A team of scientists at biotech company Genentech started using a meditation app in 2015 and, not long after, noticed that they felt more content and happier at home and work.
After conducting their own experiments and submitting the data to human resources, Genentech decided to roll the Headspace app out to all of its roughly 14,000 employees the following year, said Nancy Vitale, senior vice president of human resources at Genentech, a unit of Roche.
More than 2,500 Genentech employees now use the meditation app Headspace four times per week, on average, Vitale said.
Headspace has spent the past year aggressively chasing corporate clients like Genentech and already has 250 companies that cover the cost of their employees’ subscriptions. Executives say they expect to double that number by the end of the year, said Chief Business Officer Ross Hoffman.
Corporate clients give it access to thousands of new customers, slashing the cost of acquiring new ones.
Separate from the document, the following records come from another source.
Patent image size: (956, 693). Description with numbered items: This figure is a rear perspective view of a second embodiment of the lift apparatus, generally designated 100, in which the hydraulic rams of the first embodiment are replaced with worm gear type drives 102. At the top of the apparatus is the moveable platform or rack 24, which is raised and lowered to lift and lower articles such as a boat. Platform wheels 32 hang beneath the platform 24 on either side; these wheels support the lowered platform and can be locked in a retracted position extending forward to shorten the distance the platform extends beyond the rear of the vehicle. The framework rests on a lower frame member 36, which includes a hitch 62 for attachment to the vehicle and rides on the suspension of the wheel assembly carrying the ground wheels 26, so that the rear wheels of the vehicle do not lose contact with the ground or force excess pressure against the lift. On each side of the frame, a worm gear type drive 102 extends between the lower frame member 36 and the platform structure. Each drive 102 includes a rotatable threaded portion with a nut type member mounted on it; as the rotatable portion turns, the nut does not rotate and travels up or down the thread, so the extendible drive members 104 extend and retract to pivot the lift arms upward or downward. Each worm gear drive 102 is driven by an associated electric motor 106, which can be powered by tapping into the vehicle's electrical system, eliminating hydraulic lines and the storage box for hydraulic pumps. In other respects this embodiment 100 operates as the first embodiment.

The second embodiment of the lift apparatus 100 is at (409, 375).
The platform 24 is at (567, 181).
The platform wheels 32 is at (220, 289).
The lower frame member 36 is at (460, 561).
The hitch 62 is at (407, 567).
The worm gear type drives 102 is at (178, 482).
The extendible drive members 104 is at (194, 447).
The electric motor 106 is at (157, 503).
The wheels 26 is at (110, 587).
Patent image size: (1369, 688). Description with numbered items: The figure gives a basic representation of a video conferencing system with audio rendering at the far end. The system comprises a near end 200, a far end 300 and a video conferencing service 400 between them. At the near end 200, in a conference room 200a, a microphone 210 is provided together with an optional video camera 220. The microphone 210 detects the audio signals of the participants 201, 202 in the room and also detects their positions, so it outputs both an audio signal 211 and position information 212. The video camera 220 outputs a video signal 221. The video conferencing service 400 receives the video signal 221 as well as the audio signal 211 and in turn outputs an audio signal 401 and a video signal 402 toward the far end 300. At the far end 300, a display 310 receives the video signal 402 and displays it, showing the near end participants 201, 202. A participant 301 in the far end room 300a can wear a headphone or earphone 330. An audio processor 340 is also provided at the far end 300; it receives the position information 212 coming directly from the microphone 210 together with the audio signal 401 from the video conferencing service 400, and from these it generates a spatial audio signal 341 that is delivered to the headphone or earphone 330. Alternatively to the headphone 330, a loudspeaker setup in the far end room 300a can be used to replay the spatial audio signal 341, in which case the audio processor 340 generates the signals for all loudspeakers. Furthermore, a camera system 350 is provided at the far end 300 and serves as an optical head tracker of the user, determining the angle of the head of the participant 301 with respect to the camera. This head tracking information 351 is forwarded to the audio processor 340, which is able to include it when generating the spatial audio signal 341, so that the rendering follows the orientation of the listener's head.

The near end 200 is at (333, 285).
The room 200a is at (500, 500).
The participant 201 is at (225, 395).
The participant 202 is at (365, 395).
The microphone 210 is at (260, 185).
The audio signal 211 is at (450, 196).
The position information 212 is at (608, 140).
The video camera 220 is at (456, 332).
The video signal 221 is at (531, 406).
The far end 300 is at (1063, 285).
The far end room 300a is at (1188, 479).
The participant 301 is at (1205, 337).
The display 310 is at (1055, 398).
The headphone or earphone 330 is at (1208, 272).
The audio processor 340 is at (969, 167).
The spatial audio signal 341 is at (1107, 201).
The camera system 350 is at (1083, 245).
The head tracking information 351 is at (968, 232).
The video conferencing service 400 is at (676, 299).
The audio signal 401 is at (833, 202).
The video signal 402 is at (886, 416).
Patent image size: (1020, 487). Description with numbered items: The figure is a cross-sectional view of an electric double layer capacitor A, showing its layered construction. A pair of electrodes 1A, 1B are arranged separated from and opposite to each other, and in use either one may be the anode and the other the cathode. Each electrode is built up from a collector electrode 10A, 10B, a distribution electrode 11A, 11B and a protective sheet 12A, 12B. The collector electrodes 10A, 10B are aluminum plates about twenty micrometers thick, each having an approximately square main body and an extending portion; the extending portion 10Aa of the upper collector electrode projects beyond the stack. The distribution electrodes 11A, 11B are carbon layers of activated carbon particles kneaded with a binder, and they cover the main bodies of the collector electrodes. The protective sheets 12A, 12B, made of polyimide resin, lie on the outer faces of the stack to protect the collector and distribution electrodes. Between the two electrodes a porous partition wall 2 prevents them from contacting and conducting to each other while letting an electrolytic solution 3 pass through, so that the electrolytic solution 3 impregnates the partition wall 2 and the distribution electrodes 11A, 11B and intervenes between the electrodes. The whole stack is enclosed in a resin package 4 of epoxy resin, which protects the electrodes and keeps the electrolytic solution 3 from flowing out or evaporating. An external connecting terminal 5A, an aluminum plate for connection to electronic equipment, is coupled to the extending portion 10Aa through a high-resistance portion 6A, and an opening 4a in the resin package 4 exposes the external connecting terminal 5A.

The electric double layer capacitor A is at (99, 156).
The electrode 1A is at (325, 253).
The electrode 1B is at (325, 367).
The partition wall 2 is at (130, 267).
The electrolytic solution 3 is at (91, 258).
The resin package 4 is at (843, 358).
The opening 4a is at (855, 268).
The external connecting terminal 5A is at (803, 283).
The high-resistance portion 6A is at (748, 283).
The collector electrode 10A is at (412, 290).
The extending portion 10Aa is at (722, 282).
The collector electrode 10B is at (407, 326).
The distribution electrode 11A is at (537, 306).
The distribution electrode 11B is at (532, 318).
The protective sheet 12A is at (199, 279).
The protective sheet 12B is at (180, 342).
For employers, it gives them a way to help ensure their employees mental health. Quantifying how much stress and mental illness costs companies is challenging because it includes direct costs like medical visits and indirect costs, such as lost productivity.
More than half of working adults said they experienced a great deal or some stress at work in the past year, according to a 2016 study by Harvard’s T.H. Chan School of Public Health and other researchers. Meanwhile, about 8% of Americans reported meditating in 2012, according to the National Health Interview Survey by the Centers for Disease Control and Prevention.
Workers, especially millennials, are demanding more wellness benefits from their employers. Buying meditation subscriptions can be an attractive opportunity for companies—and a promising avenue for Headspace and competitors.